You’ve got your solutions. They’re in a sack. Don’t hold on to them too tightly. Don’t be afraid to cut a few loose.

Dan, can I ask you to more fully explain what you mean by “Keep a loose grip on your own sack of solutions?” I’m not quite sure how to interpret that suggestion.

Thanks for the endless intrigue.

Going to have to think about how this works with 3D shapes: surface area vs volume.

If you write the equation of a circle in the form x^2 + y^2 – 2ax – 2by + c = 0, there are all sorts of interesting things that happen when you study the point (a,b,c) graphed in 3 dimensions.

“Off the top, I’d like students to see that if a polygon has a fixed perimeter and a fixed number of sides, you can get the most area by making every side congruent.”

(1) Great. Let’s simplify to a rectangle. Why does making the sides closer in length (with the same perimeter) increase the area?

(Here’s my explanation.)

“And if you have a fixed perimeter but you let the number of sides do as they please, you enclose more and more area by adding sides to the polygon, which constitutes a limit that ends in a circle.”

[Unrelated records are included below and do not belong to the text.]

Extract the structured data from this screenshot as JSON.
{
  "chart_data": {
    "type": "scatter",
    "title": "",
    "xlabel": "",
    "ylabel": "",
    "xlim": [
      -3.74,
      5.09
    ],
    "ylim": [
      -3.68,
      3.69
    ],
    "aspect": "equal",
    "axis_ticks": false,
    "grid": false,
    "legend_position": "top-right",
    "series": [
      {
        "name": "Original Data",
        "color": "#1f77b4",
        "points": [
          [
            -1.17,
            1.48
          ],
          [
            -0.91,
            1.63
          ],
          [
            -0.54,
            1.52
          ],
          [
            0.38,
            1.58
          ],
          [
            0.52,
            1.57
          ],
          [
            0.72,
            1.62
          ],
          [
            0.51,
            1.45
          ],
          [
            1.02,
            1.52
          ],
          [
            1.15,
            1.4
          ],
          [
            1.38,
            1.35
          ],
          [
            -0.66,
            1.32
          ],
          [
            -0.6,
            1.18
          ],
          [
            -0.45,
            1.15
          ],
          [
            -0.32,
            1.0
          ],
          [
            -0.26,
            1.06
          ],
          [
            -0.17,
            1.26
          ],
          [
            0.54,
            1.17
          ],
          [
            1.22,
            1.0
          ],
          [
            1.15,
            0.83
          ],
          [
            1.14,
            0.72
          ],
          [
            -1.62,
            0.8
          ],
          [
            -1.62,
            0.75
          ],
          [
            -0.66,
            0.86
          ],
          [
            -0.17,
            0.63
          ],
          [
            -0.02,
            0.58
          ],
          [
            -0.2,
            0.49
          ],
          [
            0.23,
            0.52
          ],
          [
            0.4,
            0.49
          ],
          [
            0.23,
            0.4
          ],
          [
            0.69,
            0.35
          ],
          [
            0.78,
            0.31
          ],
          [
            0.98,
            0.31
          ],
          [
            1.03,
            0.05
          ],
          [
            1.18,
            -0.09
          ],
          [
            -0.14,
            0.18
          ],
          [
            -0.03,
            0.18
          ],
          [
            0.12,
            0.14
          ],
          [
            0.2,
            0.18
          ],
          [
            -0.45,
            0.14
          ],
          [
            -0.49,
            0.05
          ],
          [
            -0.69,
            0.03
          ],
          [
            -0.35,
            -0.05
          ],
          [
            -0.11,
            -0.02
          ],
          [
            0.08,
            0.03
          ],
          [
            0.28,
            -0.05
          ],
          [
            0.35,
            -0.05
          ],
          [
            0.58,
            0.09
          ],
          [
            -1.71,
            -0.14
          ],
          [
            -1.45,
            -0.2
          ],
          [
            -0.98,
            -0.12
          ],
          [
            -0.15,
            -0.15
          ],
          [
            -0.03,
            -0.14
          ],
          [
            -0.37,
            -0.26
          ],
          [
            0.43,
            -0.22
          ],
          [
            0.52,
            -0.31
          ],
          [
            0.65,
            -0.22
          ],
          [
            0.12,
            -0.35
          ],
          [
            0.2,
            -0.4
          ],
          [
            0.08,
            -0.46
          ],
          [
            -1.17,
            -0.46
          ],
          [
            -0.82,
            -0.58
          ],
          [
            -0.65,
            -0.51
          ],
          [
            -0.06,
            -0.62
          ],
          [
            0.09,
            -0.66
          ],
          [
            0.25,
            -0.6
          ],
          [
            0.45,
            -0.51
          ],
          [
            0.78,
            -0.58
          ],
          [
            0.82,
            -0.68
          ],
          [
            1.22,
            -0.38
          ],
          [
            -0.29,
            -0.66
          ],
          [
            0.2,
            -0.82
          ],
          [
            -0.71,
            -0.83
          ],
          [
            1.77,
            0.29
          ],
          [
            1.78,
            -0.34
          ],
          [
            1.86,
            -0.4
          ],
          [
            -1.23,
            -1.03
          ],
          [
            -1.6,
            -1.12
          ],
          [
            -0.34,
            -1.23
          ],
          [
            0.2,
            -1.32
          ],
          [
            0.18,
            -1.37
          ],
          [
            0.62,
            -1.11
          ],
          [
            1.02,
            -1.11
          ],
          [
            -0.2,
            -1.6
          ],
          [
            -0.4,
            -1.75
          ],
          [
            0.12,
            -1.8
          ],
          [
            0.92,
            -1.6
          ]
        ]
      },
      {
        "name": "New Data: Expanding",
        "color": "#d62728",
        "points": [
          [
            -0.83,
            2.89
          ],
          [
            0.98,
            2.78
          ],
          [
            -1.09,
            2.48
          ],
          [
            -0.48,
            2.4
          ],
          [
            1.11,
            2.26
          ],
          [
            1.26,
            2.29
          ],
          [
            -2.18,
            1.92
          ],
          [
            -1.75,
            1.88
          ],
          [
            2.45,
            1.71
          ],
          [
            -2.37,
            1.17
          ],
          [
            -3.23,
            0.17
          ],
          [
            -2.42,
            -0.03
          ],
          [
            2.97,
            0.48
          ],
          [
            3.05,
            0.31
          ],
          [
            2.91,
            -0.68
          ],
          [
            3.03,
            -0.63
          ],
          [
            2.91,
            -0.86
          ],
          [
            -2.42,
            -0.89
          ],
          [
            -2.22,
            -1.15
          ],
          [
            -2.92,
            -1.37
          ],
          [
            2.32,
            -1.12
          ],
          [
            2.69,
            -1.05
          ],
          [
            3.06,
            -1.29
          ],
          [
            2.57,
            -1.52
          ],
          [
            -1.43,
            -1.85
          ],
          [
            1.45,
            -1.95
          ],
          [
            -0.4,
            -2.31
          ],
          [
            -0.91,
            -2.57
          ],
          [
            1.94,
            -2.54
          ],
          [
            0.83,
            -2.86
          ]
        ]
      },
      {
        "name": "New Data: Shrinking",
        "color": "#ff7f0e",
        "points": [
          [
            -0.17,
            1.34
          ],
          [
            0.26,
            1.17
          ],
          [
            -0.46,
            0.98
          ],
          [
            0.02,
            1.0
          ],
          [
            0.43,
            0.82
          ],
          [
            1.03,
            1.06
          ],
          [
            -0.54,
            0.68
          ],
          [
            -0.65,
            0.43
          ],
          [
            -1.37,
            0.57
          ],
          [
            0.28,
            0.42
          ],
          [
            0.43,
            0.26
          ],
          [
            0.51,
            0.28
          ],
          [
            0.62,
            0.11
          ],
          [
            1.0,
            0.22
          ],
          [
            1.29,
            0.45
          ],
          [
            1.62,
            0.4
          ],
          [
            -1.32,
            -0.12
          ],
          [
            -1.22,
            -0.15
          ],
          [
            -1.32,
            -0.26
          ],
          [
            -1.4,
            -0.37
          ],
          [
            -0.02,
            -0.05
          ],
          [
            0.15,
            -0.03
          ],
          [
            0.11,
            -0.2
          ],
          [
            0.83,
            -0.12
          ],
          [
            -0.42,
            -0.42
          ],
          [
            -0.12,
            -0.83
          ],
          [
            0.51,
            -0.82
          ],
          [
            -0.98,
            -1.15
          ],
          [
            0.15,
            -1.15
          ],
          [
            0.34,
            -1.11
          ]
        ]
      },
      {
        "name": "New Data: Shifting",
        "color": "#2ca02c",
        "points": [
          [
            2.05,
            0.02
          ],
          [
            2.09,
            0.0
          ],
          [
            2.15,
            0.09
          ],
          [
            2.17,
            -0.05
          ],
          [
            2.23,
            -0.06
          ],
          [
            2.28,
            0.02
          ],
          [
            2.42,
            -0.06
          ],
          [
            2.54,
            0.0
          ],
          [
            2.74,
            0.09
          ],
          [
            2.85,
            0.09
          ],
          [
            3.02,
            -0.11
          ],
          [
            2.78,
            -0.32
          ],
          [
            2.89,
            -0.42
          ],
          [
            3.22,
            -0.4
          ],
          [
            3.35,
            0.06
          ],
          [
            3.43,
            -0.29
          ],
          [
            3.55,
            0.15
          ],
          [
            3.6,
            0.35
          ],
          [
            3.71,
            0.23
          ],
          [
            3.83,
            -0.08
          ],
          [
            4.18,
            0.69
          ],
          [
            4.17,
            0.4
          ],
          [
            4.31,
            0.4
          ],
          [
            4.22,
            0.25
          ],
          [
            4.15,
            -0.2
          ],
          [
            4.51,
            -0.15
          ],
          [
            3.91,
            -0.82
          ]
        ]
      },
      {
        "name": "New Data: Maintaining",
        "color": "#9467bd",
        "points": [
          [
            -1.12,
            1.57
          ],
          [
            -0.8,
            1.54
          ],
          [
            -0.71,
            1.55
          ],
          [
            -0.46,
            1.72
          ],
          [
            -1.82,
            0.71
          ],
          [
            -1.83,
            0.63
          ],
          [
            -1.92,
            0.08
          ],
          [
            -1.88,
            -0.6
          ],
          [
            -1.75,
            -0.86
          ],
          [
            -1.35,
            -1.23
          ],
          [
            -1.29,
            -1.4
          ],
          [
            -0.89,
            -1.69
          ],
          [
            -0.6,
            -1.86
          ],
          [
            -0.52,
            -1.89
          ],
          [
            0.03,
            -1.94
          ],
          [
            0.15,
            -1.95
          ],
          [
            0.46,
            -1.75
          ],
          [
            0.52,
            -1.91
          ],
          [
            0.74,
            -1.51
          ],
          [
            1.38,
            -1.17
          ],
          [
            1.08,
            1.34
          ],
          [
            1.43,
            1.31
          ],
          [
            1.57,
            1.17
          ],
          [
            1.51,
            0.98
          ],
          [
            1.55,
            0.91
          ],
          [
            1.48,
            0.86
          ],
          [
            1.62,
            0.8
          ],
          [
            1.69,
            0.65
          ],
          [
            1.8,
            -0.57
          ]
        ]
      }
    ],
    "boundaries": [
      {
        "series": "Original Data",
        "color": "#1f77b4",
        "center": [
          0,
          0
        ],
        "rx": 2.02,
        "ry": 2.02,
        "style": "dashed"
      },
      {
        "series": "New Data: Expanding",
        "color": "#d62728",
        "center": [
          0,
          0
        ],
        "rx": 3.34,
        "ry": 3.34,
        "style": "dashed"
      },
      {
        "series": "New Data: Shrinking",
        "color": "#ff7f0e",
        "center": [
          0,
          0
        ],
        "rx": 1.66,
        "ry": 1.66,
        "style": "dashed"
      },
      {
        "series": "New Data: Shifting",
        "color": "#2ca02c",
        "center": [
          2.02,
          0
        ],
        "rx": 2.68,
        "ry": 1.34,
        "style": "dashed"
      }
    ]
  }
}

(2) Lots here — talking informally about limits will be great.

“Students should understand what points on the x-axis mean. Students should understand why the impossible points are impossible points and why the values for perimeter can increase endlessly even for a fixed small value for area.”

(3) Now we can have fun with fractals, etc!

There’s even good stuff for college-level topology students: Define a topology on figures in the plane. Is this map from there to the plane continuous?

For Dan, DavidC and Joshua:
I love the generation of goals! There are mathematics content goals, representation goals, problem solving goals, and self-reflection goals. All of these are worthy goals for a mathematics lesson and several serve to create a productive classroom climate. However, I don’t agree with Joshua that the “math content is the less important point”. Maybe I’m misinterpreting that statement from him, but I think the math content goal (what students should understand, not just what they should be able to do) should be the most important. Otherwise, how will I know whether students understood the math I wanted them to learn?

Dan’s list of what students should understand is a great start. The first two sentences in his list would make for a super summary at the end of the work on this problem. Making that connection explicit through the goal of what students should understand helped me to think about what to look for in student work, and what to listen for or introduce into a discussion of the problem.

I wholeheartedly agree with emphasizing “the lesson that you can understand what’s going by representing things somewhere you can visualize” — and multiple representations in general. But collecting data and visualizing it is certainly an important habit to get into, and one that will be useful outside of the math classroom, too (and I suspect increasingly useful in the future as well!)

To me the most important thing is that we explicitly point out these strategies to the students, so that they can start learning to use them on their own, rather than continuing to use them only when they’re following directions or being led that way with a carefully designed prompt.